No, I’m not talking about ISIS coming to cut all of our heads off, or of Ebola coming to boil us all inside out. I’m talking about the new U2 album, Songs Of Innocence, the one released as a “gift” to all Apple product users, and caused no end of controversy in the process. I still believe it was a mistake for the band to go about things as they did. Maybe as a standalone option, as a free download from iTunes that recipients had to seek out and initiate, the record might have been less of a flashpoint than to have the album already waiting in everyone’s download queue, want it or not. My initial concern was about basic human hypocrisy, being that there rightfully is outrage when someone breaks into our digital strongholds and steals things out, but that anytime someone breaks in to give us stuff, that’s okay. So long as we always receive, any transgression is acceptable. I thought that was a bad precedent to put out there, especially if we were so worried about the permeability of our digital lives.

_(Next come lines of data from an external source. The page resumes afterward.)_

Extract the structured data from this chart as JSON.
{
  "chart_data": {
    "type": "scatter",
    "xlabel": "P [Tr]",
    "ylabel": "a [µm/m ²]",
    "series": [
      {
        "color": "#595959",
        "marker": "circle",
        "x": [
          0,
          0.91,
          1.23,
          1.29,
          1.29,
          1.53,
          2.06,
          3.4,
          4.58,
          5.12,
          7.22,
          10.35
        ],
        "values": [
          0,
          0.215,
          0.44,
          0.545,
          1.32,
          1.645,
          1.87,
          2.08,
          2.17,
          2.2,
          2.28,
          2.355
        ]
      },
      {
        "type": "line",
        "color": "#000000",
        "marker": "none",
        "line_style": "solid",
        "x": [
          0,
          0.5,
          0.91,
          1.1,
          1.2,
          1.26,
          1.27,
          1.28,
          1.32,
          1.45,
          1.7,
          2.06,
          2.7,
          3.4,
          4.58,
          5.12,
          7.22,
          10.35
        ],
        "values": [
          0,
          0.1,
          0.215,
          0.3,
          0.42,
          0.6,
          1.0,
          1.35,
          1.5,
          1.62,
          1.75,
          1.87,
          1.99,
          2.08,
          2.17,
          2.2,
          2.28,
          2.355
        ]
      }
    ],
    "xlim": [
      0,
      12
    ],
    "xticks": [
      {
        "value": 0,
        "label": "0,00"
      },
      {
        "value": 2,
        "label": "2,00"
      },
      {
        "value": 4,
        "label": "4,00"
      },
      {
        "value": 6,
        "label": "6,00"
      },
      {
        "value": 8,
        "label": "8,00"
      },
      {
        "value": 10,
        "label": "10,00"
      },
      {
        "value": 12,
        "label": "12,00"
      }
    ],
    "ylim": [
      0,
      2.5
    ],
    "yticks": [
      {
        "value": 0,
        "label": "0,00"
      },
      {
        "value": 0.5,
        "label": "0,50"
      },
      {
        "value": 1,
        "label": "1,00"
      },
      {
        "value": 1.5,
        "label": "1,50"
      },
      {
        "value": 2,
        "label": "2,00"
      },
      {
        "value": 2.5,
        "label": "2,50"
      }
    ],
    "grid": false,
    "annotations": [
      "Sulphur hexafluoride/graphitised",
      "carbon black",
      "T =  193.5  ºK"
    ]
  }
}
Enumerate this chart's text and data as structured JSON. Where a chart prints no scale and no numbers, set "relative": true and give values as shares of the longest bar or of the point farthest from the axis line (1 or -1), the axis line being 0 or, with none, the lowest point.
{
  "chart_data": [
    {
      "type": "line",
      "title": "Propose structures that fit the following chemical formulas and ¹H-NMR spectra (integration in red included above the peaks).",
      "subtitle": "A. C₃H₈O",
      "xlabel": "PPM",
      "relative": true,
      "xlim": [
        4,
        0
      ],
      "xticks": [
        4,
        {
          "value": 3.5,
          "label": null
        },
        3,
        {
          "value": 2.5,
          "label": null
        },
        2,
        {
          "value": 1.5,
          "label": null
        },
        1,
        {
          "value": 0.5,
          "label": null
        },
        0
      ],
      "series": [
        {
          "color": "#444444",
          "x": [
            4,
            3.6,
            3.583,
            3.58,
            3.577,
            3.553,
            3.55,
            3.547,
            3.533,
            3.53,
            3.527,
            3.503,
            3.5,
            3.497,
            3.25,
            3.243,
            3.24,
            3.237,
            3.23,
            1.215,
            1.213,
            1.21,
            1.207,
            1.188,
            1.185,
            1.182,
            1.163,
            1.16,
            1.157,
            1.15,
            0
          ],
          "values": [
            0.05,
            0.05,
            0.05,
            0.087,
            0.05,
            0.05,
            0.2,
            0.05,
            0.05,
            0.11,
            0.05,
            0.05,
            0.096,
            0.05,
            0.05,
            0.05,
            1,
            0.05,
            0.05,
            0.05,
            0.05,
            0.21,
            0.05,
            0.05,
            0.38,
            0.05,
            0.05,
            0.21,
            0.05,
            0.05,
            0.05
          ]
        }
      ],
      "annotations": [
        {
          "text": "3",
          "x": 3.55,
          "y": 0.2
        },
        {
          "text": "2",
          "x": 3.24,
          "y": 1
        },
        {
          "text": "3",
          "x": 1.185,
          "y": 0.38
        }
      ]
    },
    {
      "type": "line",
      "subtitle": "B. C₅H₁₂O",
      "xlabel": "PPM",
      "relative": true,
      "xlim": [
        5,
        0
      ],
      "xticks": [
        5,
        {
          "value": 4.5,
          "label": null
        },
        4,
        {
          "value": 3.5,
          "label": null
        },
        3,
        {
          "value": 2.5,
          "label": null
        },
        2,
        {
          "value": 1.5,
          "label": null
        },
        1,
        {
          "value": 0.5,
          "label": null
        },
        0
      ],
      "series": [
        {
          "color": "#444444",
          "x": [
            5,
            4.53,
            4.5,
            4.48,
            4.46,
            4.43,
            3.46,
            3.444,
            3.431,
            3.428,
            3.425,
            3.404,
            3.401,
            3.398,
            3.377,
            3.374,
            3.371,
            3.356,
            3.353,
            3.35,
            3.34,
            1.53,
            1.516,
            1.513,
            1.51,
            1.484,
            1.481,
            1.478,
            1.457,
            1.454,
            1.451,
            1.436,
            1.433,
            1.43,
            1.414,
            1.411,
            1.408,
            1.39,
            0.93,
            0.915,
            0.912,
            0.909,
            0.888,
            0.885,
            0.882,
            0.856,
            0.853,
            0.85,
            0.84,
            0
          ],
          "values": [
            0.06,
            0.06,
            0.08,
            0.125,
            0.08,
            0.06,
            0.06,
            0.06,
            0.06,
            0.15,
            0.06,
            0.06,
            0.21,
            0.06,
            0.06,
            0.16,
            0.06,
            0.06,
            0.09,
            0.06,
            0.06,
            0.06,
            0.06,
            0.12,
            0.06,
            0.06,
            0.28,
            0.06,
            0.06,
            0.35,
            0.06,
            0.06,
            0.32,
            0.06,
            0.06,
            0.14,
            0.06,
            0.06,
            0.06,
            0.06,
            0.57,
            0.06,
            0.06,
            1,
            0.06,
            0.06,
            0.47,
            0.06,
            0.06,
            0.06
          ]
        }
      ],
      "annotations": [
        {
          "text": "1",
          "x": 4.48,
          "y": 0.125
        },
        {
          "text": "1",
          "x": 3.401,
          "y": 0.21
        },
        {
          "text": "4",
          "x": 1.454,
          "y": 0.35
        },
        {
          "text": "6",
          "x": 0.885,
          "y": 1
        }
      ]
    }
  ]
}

I think my viewpoint was way more nuanced than most of those who thought it was a bad idea because they said, “I don’t want U2’s (expletive of your choice) album, period.” They were mostly angry about the hubris of the group acting as though they were still the biggest band in the world, even though no band is the biggest band in the world anymore. Would they have had the same negative response if it was Kanye West or Rihanna shoving a new album into their files? I don’t know.
In the end, the move did two things. It got the band press, mostly bad. It also created hostility toward Songs Of Innocence so all-pervasive that any measure of goodwill in the arrival of a brand-new U2 album was immediately tainted by the angst. Those who popped on track one, “The Miracle (Of Joey Ramone)” could have enjoyed it for what it was, versus already having axes to grind, manifesting in silly ways and statements like, “It sounds nothing like The Ramones!” Of course. That’s because it is a U2 song. Had it been the reverse, the complaint would have been, “U2 is ripping off The Ramones.” I believe mostly this is an act of transference. You’re already prejudiced as a listener, before the first note, and that will invariably affect your relationship to it. Truthfully, the song is okay. I wouldn’t call it great U2, and there hasn’t been great U2 since flashes of Zooropa passed our way. It is, however, competent U2. It is All That You Can’t Leave Behind, and the calculated precision of that record’s pop-hit songwriting rather than the unbridled passion they had been so famous for.
In that light, knowing that the highs of their past were behind them, can you accept this music? Is it better than How To Dismantle An Atomic Bomb (yes) or No Line On The Horizon (also yes). If an entity stays in music long enough, most acts will reach that point where their newest cannot run the race against their most beloved. That was probably why people remain so endeared to The Beatles, and why it is difficult to get too excited about the Stones after Tattoo You or even Steel Wheels. Leave them wanting more before you’re caught repeating yourself, or lapping yourself.
But I reiterate that audiences would have been a lot more interested in the lovely “The Troubles,” a duet with Lykke Li; or “Iris (Hold Me Close)” or even the propulsive “Raised By Wolves” if they weren’t handed a complimentary hate-on first. I will state that I think all three of these songs would have sounded better if it had been Steve Lillywhite behind the boards instead of Danger Mouse, Paul Epworth, and Ryan Tedder who come from a generation of digital recording, editing, mashing up and phasing out. This modern approach to recording has created an air of imperfect perfection, too smooth, too rounded off. The band feels like they have been reduced to the role of “beats creators” with all the usual tricks and breaks, and Bono has been dropped on top.
Further, the insertion of the wordless “Oh-oh-oh-ohhh-oh” in “The Miracle” is like the wordless “Oh-uh-uh/uh/uh/uh-oh” in Katy Perry’s “Roar,” or the ululations on latter Coldplay albums, or any other modern pop song that does the same. The feeling that U2 has to chase after these gimmicks is the same feeling after Madonna released MDNA, and the listener wonders how bad it must have gotten to now follow the lead you were a pioneer of.
I felt, at the end of Songs Of Innocence, that this was an album I could listen to again, and more than a couple of times. I did not really need to get past the controversy to arrive at that point. There are some good songs to be had here. I expect that these could come to life in the concert setting, freed from the stacks of processed digital waveforms, in surprisingly powerful ways. They just need band cohesion and some darn room to breathe and stomp. The “glory” days of the band are probably behind them. That’s what happens when you become an institution, and I will almost assuredly go back to The Unforgettable Fire before going back to this. But based on the actual album, or the material lying beneath a too-heavy-handed process, it might be too unfair to easily dismiss it or to reject it just on the basis of a bad business marketing decision.